This chapter opens with a freight train (with some passengers) passing Rearden Steel in the early dawn; I find the descriptions poetic. The passengers had some comments which I’ll come back to in a minute. Meanwhile, the first heat for the first order of the wonderful Rearden Metal is being poured. We see Hank Rearden for the first time: “Ever since he could remember, he had been told that his face was ugly, because it was unyielding and cruel, because it was expressionless.” We will learn that Rearden is only cruel in the same way and to the same extent that Dagny Taggart is cruel; and whether and how they are, or not, is an interesting question — but for another time.
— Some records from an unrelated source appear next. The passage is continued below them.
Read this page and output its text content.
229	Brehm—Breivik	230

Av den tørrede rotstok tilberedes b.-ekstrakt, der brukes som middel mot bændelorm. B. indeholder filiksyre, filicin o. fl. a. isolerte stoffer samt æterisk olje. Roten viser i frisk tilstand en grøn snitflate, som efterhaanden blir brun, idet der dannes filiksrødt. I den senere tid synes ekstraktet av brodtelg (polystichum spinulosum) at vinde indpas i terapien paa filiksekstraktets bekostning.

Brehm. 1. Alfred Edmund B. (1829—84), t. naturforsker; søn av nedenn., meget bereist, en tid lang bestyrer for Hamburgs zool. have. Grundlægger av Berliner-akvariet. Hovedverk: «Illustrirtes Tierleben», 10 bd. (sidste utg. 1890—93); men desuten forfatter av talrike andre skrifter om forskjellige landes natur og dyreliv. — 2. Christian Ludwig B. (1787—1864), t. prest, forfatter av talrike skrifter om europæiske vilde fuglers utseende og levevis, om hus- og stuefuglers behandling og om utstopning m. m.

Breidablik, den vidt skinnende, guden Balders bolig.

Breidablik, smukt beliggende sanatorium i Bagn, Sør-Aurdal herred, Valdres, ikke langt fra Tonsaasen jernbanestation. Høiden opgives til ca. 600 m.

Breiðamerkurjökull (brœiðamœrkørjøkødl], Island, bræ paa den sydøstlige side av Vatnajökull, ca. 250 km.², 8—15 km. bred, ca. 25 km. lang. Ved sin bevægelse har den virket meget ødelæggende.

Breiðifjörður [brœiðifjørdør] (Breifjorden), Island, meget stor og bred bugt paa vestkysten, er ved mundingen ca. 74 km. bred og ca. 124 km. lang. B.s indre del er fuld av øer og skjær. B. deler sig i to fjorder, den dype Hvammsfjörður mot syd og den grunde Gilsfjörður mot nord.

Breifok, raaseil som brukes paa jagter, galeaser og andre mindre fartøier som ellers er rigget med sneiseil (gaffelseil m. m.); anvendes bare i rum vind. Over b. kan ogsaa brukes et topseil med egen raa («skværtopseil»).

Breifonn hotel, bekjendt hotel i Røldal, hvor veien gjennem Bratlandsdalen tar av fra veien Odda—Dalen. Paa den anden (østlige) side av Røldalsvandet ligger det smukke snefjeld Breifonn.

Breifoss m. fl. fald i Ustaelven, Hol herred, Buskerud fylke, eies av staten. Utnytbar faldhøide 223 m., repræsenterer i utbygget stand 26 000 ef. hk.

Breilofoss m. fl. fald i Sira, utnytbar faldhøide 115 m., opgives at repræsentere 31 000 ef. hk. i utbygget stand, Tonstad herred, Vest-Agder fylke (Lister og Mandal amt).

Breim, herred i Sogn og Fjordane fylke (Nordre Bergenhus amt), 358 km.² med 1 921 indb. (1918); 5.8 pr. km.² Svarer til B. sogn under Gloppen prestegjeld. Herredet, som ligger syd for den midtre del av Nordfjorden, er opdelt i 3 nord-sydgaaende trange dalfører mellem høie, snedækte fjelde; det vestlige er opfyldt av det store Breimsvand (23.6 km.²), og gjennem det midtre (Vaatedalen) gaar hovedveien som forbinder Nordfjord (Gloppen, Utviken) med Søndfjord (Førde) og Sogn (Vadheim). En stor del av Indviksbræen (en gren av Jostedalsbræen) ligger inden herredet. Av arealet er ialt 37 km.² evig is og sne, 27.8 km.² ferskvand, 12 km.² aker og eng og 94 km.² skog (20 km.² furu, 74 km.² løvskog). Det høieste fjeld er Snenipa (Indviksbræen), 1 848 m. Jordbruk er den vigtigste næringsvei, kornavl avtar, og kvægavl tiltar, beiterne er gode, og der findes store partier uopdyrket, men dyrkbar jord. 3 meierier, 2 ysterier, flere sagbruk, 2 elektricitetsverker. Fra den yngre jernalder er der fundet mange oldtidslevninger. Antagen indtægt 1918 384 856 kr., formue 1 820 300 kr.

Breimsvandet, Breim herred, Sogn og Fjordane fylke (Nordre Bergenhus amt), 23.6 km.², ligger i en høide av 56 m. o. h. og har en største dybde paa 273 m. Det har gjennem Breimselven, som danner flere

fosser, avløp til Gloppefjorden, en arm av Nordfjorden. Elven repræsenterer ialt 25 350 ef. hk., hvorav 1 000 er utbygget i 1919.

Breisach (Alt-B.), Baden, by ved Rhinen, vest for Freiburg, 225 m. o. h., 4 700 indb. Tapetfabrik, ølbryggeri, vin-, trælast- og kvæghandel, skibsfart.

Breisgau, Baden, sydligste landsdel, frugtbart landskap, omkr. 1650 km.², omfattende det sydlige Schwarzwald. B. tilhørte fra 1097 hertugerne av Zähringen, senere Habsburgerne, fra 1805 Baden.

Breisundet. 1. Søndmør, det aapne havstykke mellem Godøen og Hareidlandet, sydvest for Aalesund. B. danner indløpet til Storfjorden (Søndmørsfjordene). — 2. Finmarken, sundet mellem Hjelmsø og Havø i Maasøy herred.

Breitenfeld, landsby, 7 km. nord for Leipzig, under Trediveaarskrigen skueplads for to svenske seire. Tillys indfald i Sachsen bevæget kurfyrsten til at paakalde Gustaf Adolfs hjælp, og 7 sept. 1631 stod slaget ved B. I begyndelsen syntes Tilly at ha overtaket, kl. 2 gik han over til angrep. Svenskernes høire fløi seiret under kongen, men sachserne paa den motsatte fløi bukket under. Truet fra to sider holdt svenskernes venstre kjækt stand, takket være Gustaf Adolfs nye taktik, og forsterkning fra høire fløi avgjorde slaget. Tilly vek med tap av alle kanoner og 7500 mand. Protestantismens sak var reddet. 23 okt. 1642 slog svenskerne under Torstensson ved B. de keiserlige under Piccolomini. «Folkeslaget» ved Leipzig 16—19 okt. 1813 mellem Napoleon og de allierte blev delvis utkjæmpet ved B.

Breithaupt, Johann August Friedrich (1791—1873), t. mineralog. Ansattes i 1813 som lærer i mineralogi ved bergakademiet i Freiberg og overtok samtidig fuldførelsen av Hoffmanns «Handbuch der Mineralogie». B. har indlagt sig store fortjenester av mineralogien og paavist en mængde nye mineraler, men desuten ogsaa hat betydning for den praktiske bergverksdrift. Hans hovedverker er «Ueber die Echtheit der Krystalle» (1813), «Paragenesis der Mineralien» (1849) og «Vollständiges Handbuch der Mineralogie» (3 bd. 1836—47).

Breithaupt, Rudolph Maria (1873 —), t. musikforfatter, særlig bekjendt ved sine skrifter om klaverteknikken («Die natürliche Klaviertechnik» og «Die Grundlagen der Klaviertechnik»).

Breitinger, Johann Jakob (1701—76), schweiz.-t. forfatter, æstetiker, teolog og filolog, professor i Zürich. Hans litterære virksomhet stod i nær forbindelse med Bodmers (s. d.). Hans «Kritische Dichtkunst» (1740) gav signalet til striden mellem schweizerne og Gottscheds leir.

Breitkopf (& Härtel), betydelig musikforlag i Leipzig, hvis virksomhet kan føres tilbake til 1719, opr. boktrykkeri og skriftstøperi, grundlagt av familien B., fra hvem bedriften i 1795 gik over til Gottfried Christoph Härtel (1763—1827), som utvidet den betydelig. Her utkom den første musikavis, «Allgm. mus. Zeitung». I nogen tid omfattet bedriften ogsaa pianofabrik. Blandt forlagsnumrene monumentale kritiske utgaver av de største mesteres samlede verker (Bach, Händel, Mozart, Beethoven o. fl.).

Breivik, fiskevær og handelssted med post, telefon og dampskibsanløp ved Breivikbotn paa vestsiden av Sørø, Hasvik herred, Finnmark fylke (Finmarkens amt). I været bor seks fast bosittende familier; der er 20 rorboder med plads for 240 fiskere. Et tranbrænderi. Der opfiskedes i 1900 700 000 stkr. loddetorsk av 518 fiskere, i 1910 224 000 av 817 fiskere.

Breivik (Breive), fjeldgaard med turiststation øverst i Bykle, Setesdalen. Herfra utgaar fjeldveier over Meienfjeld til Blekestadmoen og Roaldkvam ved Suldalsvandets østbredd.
“A worker saw him [Rearden] and grinned […] Rearden smiled in answer: it was the only salute he had received. Then he started back for his office, once again a figure with an expressionless face.” Clearly, Rearden has feelings, but he just doesn’t show them. Rearden has been working on his formula for his new steel for ten years, and it represents a personal and professional triumph.
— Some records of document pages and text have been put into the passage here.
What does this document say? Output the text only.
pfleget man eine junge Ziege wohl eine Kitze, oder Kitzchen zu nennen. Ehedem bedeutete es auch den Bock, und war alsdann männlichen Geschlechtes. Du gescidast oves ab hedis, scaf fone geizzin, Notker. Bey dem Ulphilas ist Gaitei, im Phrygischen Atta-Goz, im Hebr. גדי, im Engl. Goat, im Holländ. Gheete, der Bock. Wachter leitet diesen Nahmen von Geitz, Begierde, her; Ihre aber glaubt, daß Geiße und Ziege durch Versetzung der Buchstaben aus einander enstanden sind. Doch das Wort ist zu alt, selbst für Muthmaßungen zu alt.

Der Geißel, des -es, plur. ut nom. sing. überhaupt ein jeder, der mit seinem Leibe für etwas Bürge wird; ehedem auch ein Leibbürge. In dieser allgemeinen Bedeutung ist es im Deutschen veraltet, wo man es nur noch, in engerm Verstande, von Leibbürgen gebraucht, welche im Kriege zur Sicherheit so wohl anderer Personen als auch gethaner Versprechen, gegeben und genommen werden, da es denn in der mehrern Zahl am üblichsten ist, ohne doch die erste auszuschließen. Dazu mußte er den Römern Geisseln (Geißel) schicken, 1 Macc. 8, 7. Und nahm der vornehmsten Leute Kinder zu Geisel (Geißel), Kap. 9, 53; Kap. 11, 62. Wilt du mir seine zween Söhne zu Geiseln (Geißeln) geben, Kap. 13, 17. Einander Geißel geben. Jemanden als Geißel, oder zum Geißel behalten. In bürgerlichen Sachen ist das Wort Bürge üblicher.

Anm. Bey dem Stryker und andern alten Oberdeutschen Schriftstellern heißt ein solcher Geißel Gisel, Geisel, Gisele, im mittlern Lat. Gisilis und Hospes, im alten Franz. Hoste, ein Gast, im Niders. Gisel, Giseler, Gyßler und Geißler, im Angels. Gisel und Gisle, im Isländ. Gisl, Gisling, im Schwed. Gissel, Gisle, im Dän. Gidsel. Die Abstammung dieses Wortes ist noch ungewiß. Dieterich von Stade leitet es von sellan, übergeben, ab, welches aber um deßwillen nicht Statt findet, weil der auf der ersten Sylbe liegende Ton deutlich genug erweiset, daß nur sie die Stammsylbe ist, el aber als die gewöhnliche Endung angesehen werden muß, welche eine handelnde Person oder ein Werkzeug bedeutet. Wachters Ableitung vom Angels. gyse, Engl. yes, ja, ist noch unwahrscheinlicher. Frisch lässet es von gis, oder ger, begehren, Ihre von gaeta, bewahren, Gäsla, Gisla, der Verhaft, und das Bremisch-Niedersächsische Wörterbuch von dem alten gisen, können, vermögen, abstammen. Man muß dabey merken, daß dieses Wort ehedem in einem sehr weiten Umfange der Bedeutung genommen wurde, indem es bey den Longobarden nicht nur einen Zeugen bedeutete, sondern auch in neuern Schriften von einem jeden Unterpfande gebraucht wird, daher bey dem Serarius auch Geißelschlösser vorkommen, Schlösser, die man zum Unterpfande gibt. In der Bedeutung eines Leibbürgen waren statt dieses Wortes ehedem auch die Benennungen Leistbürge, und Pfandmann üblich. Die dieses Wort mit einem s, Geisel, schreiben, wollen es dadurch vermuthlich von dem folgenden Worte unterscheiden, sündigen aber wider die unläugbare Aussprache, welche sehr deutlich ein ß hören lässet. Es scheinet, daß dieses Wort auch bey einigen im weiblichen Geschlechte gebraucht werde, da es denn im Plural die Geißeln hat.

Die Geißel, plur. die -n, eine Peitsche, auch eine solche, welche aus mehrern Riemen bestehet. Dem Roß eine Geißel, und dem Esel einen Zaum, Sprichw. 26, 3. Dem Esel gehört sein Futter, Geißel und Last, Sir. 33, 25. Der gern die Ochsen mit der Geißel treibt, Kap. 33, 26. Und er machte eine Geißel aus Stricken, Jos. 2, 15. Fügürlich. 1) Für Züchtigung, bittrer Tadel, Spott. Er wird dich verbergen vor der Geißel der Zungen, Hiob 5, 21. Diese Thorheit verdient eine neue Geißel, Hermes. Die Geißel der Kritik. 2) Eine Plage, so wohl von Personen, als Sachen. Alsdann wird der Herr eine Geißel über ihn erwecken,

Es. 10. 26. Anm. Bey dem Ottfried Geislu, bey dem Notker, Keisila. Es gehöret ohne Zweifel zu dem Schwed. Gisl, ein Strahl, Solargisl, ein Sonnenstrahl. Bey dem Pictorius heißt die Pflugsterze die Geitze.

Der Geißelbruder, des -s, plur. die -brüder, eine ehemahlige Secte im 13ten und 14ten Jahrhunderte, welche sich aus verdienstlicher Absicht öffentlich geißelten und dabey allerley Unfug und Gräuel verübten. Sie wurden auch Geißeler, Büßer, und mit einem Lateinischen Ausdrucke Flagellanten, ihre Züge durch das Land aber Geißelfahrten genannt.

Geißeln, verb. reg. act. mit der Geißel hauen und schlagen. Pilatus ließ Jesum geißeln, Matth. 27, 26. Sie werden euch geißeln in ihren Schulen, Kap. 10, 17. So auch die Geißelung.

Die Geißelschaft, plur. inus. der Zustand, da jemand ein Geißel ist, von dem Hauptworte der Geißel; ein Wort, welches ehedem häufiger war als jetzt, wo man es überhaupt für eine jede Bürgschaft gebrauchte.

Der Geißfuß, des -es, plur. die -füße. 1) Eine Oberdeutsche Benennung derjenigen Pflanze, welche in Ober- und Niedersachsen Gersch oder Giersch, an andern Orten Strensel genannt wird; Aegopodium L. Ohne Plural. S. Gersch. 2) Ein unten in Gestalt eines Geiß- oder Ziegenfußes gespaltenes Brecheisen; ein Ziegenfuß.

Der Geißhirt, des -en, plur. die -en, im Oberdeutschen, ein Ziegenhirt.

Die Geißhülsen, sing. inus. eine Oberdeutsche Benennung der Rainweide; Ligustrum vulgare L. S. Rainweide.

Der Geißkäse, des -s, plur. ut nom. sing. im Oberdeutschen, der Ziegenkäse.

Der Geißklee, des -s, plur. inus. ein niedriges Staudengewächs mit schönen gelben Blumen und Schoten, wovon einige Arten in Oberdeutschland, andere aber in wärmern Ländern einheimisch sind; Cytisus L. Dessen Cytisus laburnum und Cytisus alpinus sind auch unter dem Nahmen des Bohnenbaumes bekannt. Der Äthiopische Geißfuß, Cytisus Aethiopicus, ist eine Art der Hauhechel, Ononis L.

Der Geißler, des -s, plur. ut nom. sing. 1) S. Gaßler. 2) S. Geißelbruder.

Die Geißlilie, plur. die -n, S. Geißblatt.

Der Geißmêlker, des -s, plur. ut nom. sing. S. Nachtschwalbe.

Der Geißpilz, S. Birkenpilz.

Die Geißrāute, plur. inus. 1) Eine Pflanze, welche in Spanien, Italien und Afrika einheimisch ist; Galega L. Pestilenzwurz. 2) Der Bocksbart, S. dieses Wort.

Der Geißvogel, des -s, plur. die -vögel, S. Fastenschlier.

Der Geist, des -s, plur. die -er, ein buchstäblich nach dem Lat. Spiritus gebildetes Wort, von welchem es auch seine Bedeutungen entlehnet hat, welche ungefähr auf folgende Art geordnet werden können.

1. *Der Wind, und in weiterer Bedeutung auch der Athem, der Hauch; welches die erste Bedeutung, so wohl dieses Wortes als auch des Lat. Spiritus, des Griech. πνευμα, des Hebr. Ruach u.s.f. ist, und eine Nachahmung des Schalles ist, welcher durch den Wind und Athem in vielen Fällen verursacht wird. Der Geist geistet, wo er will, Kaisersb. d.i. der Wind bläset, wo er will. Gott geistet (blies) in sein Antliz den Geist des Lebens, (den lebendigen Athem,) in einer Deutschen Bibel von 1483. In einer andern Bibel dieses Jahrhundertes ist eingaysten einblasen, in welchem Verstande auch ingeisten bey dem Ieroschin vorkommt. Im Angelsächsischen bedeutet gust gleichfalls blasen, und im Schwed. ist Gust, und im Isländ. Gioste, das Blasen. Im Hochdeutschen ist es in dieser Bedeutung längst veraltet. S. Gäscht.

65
That night, Hank leaves his office with a bracelet, a chain made of Rearden metal. It’s a gift for his wife, but that poignant scene, one of the more striking ones for me in the book, should probably wait.
For now, back to the passengers on that passing freight train: ‘A passenger, who was a professor of economics, remarked to his companion: “Of what importance is an individual in the titanic collective achievements of our industrial age?” Another, who was a journalist, made a note for future use in his column: “Hank Rearden is the kind of man who sticks his name on everything he touches. You may, from this, form your own opinion about the character of Hank Rearden.”‘
I’m not sure how I feel about this. I agree that models regarding the unimportance of individuals in history are flawed; individuals and their decisions can make an enormous difference. I also think that it’s appropriate to take pride in what you do and accomplish. That said, when someone lays sole claim to something by putting their name on it, there’s an element of exclusion there that may be unjustified, a dramatic oversimplification of the result of an extremely complex web of interactions that well could be dismissing the efforts and work of a lot of other people. Let’s imagine, for example, that Orren Boyle (the “bad guy” steel producer) put his name on his company, too — Boyle Steel instead of Associated Steel. Now we know full well, given Rand’s style, that Boyle didn’t create his company or add any value to it, even though we haven’t read any details about it yet in the book. This makes the name “Boyle Steel” an affront to those in the company trying to work hard to make it work legitimately. It would be the equivalent of James Taggart renaming his company “James Taggart Transcontinental”, when it’s Dagny Taggart, and people like Eddie Willers and Owen Kellogg (until recently) that make it work.
It really feels like there must be a way to distinguish between taking honest pride in what one does of value, and essentially laying claim to things that were accomplished with the help of others but not giving them credit. In real life, it seems like most of the people who name things after themselves are just assholes, and I have trouble reconciling this with Rand’s implied position. Perhaps this discussion, like so many others, has to wait until she actually lays out her position explicitly.